To be clear, Moscow isn't absolving the other members of the Six-Party Talks of their share of responsibility for the worsening crisis–some of them have failed to honor their pledges to North Korea in return for Pyongyang's cooperation. But there's a growing consensus in Moscow that North Korea's behavior is posing a threat to regional security and Russia's national interests. The following circumstances are making Moscow particularly uneasy:

  • The North Korean regime is displaying a growing tendency toward unpredictability and self-isolation. Speaking to the Italian media on July 4, Medvedev said that compared to Iran, the North Korean situation "worries me more because whereas Iran is maintaining dialogue with the international community, North Korea has practically ceased all contacts with the outside world." He added, "At the same time, North Korea continues nuclear tests and the launches of short, intermediate, and longer-than-intermediate range missiles. . . . Obviously, we are concerned by this. We are in close territorial proximity to that country."
  • No understanding has been reached with North Korea about halting its exports of nuclear technology, although the issue has been raised at the Six-Party Talks. There also is sufficient reason to believe that the North Korean nuclear program is fomenting the development of nuclear technology and expertise in other countries–a matter of utmost concern for Russia. Medvedev's spokeswoman said in late May that Moscow expects North Korea to take a responsible approach to the issue of nonproliferation of WMD. With this concern looming large in its mind, Russia has agreed to inspections of ships in open waters that are suspected of carrying banned cargo to and from North Korea.
  • The North Korean situation is setting a dangerous precedent for the nonproliferation regime. The country has withdrawn from the NPT and conducted two nuclear tests. And without progress on North Korea, the crisis over the Iranian nuclear program will be much more intractable. Rising tensions on the Korean Peninsula, on top of existing concerns about Iran, Pakistan, and Syria, are especially worrisome ahead of the 2010 NPT Review Conference.

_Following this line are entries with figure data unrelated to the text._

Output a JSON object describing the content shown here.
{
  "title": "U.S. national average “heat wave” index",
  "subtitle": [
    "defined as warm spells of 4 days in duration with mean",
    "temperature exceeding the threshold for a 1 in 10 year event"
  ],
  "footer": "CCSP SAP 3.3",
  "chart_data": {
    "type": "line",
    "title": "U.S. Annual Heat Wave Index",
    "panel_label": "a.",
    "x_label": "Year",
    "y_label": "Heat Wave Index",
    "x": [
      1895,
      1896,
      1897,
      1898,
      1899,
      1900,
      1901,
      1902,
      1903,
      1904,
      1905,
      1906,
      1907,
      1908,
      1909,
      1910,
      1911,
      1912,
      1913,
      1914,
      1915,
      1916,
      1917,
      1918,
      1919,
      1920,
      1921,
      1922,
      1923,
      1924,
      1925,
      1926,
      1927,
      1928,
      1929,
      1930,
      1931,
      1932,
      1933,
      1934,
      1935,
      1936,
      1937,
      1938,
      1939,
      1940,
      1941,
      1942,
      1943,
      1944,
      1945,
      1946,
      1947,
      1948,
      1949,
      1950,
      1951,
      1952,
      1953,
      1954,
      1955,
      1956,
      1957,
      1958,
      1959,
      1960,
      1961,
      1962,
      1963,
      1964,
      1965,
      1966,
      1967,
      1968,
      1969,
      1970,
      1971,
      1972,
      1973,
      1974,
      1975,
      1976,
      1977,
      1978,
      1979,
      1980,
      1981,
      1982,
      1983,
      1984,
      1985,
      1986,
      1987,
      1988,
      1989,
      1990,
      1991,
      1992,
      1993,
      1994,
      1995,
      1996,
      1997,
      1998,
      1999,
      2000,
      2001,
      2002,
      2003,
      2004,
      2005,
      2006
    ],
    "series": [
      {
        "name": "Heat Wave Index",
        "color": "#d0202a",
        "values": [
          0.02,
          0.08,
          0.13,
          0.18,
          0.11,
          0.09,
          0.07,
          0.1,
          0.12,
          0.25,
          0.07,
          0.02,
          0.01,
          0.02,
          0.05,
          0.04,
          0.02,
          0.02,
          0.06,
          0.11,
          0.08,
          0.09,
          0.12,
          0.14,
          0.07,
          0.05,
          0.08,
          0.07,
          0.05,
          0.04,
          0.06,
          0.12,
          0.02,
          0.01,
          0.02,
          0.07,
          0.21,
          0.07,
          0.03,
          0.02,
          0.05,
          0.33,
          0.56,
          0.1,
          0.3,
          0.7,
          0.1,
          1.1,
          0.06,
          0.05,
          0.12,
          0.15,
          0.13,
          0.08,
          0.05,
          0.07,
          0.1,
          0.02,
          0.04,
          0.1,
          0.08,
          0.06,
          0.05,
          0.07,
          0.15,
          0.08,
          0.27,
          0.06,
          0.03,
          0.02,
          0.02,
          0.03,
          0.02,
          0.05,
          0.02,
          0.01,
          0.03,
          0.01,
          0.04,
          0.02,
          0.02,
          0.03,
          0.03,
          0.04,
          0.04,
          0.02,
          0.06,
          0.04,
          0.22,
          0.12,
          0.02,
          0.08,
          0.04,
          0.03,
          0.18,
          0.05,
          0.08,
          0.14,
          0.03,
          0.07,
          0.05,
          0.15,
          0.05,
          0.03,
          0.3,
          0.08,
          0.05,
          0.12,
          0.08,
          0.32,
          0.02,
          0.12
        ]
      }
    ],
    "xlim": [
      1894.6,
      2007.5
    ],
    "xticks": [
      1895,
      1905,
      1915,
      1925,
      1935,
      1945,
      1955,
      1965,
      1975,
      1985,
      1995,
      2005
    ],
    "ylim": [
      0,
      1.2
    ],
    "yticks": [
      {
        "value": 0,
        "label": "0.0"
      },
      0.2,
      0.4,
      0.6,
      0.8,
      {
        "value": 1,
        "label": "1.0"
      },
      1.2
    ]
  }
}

  • North Korea's actions are undermining efforts by Russia and other countries to speed up the signing, ratification, and entry into force of the Comprehensive Nuclear Test Ban Treaty, which Moscow ratified in 2000.
  • Pyongyang's actions also can be used by the United States and other nations in the region as a pretext to deploy an anti-ballistic missile system in Northeast Asia, which could destabilize the balance of power there.

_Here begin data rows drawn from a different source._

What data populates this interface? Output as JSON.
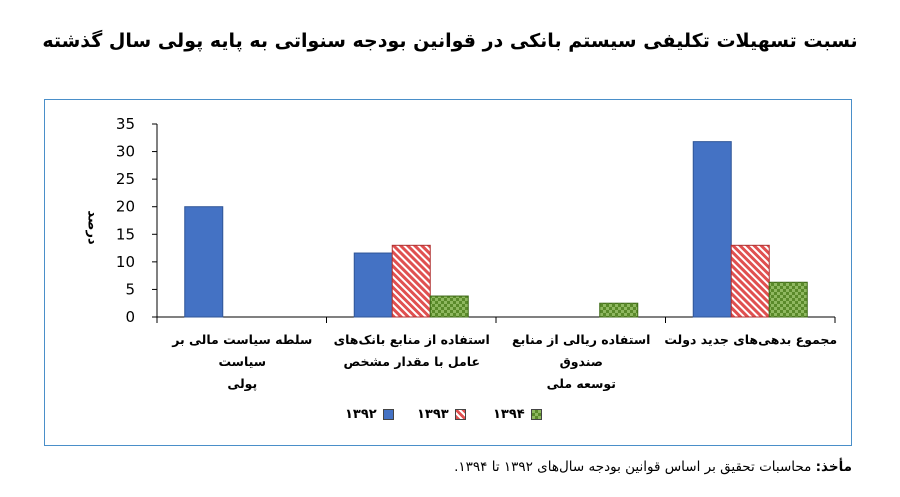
{
  "title": "نسبت تسهیلات تکلیفی سیستم بانکی در قوانین بودجه سنواتی به پایه پولی سال گذشته",
  "source": {
    "label": "مأخذ:",
    "text": " محاسبات تحقیق بر اساس قوانین بودجه سال‌های ۱۳۹۲ تا ۱۳۹۴."
  },
  "colors": {
    "s1392": "#4472c4",
    "s1393": "#e05050",
    "s1394": "#5a8a2a",
    "frame": "#4a8fc9"
  },
  "chart_data": {
    "type": "bar",
    "ylabel": "درصد",
    "ylim": [
      0,
      35
    ],
    "yticks": [
      0,
      5,
      10,
      15,
      20,
      25,
      30,
      35
    ],
    "grid": false,
    "legend_position": "bottom",
    "categories": [
      "مجموع بدهی‌های جدید دولت",
      "استفاده ریالی از منابع صندوق توسعه ملی",
      "استفاده از منابع بانک‌های عامل با مقدار مشخص",
      "سلطه سیاست مالی بر سیاست پولی"
    ],
    "category_lines": [
      [
        "مجموع بدهی‌های جدید دولت"
      ],
      [
        "استفاده ریالی از منابع صندوق",
        "توسعه ملی"
      ],
      [
        "استفاده از منابع بانک‌های",
        "عامل با مقدار مشخص"
      ],
      [
        "سلطه سیاست مالی بر سیاست",
        "پولی"
      ]
    ],
    "series": [
      {
        "name": "۱۳۹۲",
        "values": [
          31.8,
          null,
          11.6,
          20.0
        ]
      },
      {
        "name": "۱۳۹۳",
        "values": [
          13.0,
          null,
          13.0,
          null
        ]
      },
      {
        "name": "۱۳۹۴",
        "values": [
          6.3,
          2.5,
          3.8,
          null
        ]
      }
    ]
  }
}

Unlike Iran, North Korea is experiencing dwindling returns on its strategy of playing the permanent Security Council members against each other. On the contrary, Pyongyang's brinkmanship actually is forging agreement between these countries. The improving climate of U.S.-Russian relations also is fostering more productive cooperation between Washington and Moscow on all key nonproliferation problems.

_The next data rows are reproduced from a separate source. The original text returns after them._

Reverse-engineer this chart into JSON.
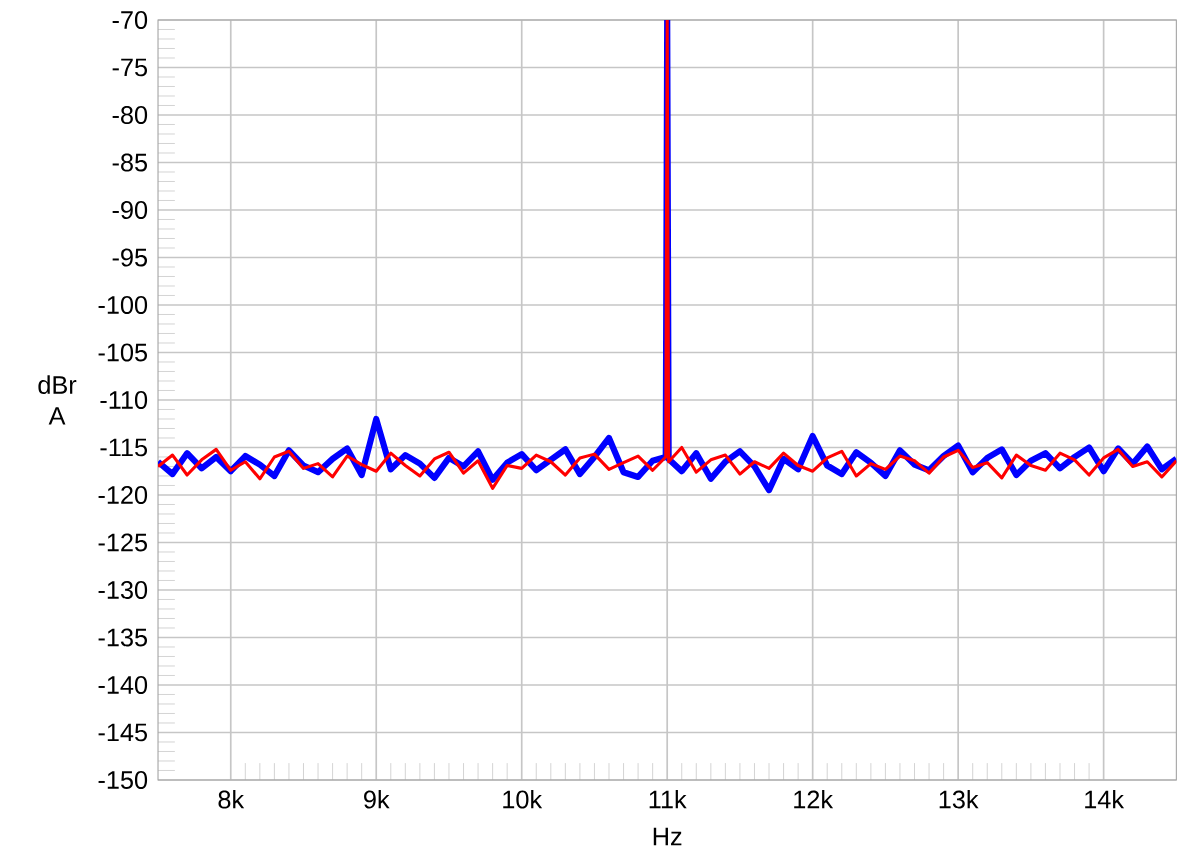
{
  "chart_data": {
    "type": "line",
    "xlabel": "Hz",
    "ylabel": "dBr A",
    "xlim": [
      7500,
      14500
    ],
    "ylim": [
      -150,
      -70
    ],
    "xticks": [
      {
        "value": 8000,
        "label": "8k"
      },
      {
        "value": 9000,
        "label": "9k"
      },
      {
        "value": 10000,
        "label": "10k"
      },
      {
        "value": 11000,
        "label": "11k"
      },
      {
        "value": 12000,
        "label": "12k"
      },
      {
        "value": 13000,
        "label": "13k"
      },
      {
        "value": 14000,
        "label": "14k"
      }
    ],
    "yticks": [
      -150,
      -145,
      -140,
      -135,
      -130,
      -125,
      -120,
      -115,
      -110,
      -105,
      -100,
      -95,
      -90,
      -85,
      -80,
      -75,
      -70
    ],
    "grid": true,
    "marker": "none",
    "line_style": "solid",
    "x": [
      7500,
      7600,
      7700,
      7800,
      7900,
      8000,
      8100,
      8200,
      8300,
      8400,
      8500,
      8600,
      8700,
      8800,
      8900,
      9000,
      9100,
      9200,
      9300,
      9400,
      9500,
      9600,
      9700,
      9800,
      9900,
      10000,
      10100,
      10200,
      10300,
      10400,
      10500,
      10600,
      10700,
      10800,
      10900,
      10990,
      11000,
      11010,
      11100,
      11200,
      11300,
      11400,
      11500,
      11600,
      11700,
      11800,
      11900,
      12000,
      12100,
      12200,
      12300,
      12400,
      12500,
      12600,
      12700,
      12800,
      12900,
      13000,
      13100,
      13200,
      13300,
      13400,
      13500,
      13600,
      13700,
      13800,
      13900,
      14000,
      14100,
      14200,
      14300,
      14400,
      14500
    ],
    "series": [
      {
        "color": "#0000ff",
        "values": [
          -116.5,
          -117.8,
          -115.6,
          -117.2,
          -116.0,
          -117.5,
          -115.9,
          -116.8,
          -118.0,
          -115.3,
          -116.9,
          -117.6,
          -116.2,
          -115.1,
          -117.9,
          -112.0,
          -117.3,
          -115.8,
          -116.7,
          -118.2,
          -116.1,
          -117.0,
          -115.4,
          -118.4,
          -116.6,
          -115.7,
          -117.4,
          -116.3,
          -115.2,
          -117.8,
          -116.0,
          -114.0,
          -117.6,
          -118.1,
          -116.4,
          -116.0,
          -70,
          -116.2,
          -117.5,
          -115.6,
          -118.3,
          -116.5,
          -115.4,
          -117.0,
          -119.5,
          -116.2,
          -117.3,
          -113.8,
          -116.9,
          -117.8,
          -115.5,
          -116.6,
          -118.0,
          -115.3,
          -116.8,
          -117.4,
          -115.9,
          -114.8,
          -117.6,
          -116.1,
          -115.2,
          -117.9,
          -116.4,
          -115.6,
          -117.2,
          -116.0,
          -115.0,
          -117.5,
          -115.1,
          -116.7,
          -114.9,
          -117.3,
          -116.2
        ]
      },
      {
        "color": "#ff0000",
        "values": [
          -117.0,
          -115.8,
          -117.9,
          -116.3,
          -115.2,
          -117.4,
          -116.5,
          -118.3,
          -116.0,
          -115.4,
          -117.2,
          -116.7,
          -118.1,
          -115.9,
          -116.8,
          -117.5,
          -115.6,
          -116.9,
          -118.0,
          -116.2,
          -115.5,
          -117.7,
          -116.4,
          -119.3,
          -116.9,
          -117.2,
          -115.8,
          -116.5,
          -117.9,
          -116.1,
          -115.7,
          -117.3,
          -116.6,
          -115.9,
          -117.4,
          -116.0,
          -70,
          -116.5,
          -115.0,
          -117.6,
          -116.3,
          -115.8,
          -117.8,
          -116.5,
          -117.2,
          -115.6,
          -116.9,
          -117.5,
          -116.1,
          -115.4,
          -118.0,
          -116.7,
          -117.3,
          -115.9,
          -116.4,
          -117.7,
          -116.0,
          -115.3,
          -117.1,
          -116.6,
          -118.2,
          -115.8,
          -116.9,
          -117.4,
          -115.6,
          -116.3,
          -117.9,
          -116.1,
          -115.2,
          -117.0,
          -116.5,
          -118.1,
          -116.4
        ]
      }
    ]
  }
}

Officially, Russia remains an advocate of political and diplomatic instruments of resolving the current North Korean crisis. A statement to that effect was made at a June meeting between Medvedev and Hu Jintao during the Chinese leader's visit to Russia. That commitment was reaffirmed during a meeting in Moscow on July 4 between Russian Deputy Foreign Minister Aleksey Borodavkin and his Chinese counterpart. But speaking on July 3 in the presence of journalists, a senior Russian diplomat said it wasn't clear when political and diplomatic means might reasonably be expected to bring a resolution to the North Korean crisis. Meanwhile, the Russian expert community is increasingly accepting the idea that alternative solutions should be considered as well.